Item 1.01. Entry into a Material Definitive Agreement.
As previously disclosed on a Current Report on Form 8-K filed on May 17, 2019 (the “May 17, 2019 Form 8-K”) with the Securities and Exchange Commission (the “SEC”), on May 17, 2019, The Dallas Morning News, Inc. (“TDMN”), a wholly-owned subsidiary of A. H. Belo Corporation (the “Company”), entered into and consummated a Purchase and Sale Agreement (the “Agreement”) with Charter DMN Holdings, LP (“Purchaser”) relating to the property located at 508 Young Street, Dallas, Texas (the “Property”). Pursuant to the Agreement, TDMN sold to Purchaser the Property, together with any and all improvements, appurtenances, rights, privileges and easements benefiting, belonging or pertaining thereto and all of TDMN’s right, title, and interest in and to certain leases, licenses, easements and agreements relating thereto for a purchase price of $28 million, comprising $5.6 million in cash paid at the closing and a Promissory Note (the “Note”) in the original principal amount of $22.4 million with interest payable quarterly commencing on July 1, 2019 with a final installment of all principal and accrued interest due and payable on June 30, 2021 secured by a first priority lien on the Property. The unpaid principal balance of the Note bears interest at the rate of 3.5% per year from the date of the Note through June 30, 2020 and 4.5% per year from July 1, 2020 through the maturity of the Note. The Agreement and form of Note were previously filed as Exhibit 10.1 to the May 17, 2019 Form 8-K.
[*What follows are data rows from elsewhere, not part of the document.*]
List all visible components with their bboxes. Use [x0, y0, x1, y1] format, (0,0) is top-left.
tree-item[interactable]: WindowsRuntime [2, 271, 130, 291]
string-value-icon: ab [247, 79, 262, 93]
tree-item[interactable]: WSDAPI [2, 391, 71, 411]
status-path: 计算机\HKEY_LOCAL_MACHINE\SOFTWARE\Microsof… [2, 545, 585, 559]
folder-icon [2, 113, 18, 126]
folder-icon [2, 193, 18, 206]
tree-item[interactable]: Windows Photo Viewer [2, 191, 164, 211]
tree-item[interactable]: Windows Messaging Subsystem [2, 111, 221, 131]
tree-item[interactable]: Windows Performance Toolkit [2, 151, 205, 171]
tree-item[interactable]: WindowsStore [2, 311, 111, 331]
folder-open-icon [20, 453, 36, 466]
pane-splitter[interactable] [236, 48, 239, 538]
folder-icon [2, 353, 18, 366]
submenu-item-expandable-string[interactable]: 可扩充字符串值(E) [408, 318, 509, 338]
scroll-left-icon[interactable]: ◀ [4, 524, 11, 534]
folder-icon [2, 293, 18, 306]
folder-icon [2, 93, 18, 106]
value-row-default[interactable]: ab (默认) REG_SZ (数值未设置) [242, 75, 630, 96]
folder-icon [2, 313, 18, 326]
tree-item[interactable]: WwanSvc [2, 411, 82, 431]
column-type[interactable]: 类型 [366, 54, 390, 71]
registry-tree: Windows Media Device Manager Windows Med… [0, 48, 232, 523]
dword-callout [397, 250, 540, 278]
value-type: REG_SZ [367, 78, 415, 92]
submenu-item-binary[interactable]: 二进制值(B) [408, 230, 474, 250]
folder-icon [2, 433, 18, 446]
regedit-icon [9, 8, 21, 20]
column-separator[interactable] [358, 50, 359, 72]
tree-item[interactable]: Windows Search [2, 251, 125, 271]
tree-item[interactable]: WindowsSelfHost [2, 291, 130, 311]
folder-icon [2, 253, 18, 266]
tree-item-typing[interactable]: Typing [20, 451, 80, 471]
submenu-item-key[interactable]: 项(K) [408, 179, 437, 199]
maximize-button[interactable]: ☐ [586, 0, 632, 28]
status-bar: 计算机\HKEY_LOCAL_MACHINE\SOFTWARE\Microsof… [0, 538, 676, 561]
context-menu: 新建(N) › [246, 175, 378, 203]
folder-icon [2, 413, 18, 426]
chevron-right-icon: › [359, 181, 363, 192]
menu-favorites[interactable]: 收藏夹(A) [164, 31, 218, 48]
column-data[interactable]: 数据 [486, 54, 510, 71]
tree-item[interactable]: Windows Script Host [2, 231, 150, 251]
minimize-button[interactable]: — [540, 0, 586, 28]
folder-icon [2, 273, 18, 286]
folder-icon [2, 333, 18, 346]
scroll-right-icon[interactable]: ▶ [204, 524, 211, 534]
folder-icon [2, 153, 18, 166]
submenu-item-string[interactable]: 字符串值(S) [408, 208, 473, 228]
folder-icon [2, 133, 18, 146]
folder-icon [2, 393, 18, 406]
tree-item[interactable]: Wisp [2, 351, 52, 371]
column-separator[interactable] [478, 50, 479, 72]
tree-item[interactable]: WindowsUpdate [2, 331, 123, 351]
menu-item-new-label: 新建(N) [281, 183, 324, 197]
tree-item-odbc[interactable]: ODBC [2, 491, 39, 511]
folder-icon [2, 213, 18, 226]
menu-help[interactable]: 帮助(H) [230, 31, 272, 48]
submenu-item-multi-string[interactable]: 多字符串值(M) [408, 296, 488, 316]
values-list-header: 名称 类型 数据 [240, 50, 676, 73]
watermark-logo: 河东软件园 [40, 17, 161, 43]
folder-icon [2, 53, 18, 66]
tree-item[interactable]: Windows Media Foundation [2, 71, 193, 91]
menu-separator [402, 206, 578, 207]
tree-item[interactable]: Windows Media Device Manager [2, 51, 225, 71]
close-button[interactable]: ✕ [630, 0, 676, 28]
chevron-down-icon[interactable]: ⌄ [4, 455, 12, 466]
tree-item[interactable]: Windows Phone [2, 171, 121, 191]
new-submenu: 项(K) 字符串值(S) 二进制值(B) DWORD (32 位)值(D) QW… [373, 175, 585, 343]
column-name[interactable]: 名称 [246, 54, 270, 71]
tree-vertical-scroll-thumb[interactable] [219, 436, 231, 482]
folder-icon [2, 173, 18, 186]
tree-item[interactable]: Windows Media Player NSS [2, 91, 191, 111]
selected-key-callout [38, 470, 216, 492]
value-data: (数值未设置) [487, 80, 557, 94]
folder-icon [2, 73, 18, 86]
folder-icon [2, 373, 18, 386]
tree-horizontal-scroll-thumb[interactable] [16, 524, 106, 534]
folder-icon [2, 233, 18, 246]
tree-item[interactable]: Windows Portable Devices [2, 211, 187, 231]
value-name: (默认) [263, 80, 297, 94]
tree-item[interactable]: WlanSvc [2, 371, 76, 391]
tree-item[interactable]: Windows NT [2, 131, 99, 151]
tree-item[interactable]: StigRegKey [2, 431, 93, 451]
Purchaser requested, and on April 3, 2020, the Board of Directors approved, an amendment to the Note (the “Modification Agreement”) deferring Purchaser’s interest payment of $194,929.28 that was due April 1, 2020 (the “April Interest Payment”) and adding the April Interest Payment to a second promissory note, together with a 2019 real property tax reconciliation payment due and owing by Purchaser under the Agreement in the amount of $179,784.24 (the “Second Promissory Note”). The Second Promissory Note, in the principal amount of $374,713.52, is secured by a second lien deed of trust on the Property and is due June 30, 2021. The foregoing summary of the Modification Agreement and the Second Promissory Note is not complete and is qualified in its entirety by reference to the Modification Agreement and Second Promissory Note filed as Exhibits 10.1 and 10.2 hereto and which are incorporated herein by reference.
Tyree B. (Ty) Miller, an independent director of the Company, recused himself from the board’s discussions, consideration and approval of the Modification Agreement and Second Promissory Note. As previously disclosed in the May 17, 2019 Form 8-K, although no related person has any direct or indirect material interest in this transaction that would require disclosure under Item 404(a) of Regulation S-K, the board was aware of, and considered, certain other relationships between Mr. Miller and the individual who is both the president of Purchaser and the owner of all of the interests in the entity that is the sole general partner of both Purchaser and the sole limited partner of Purchaser.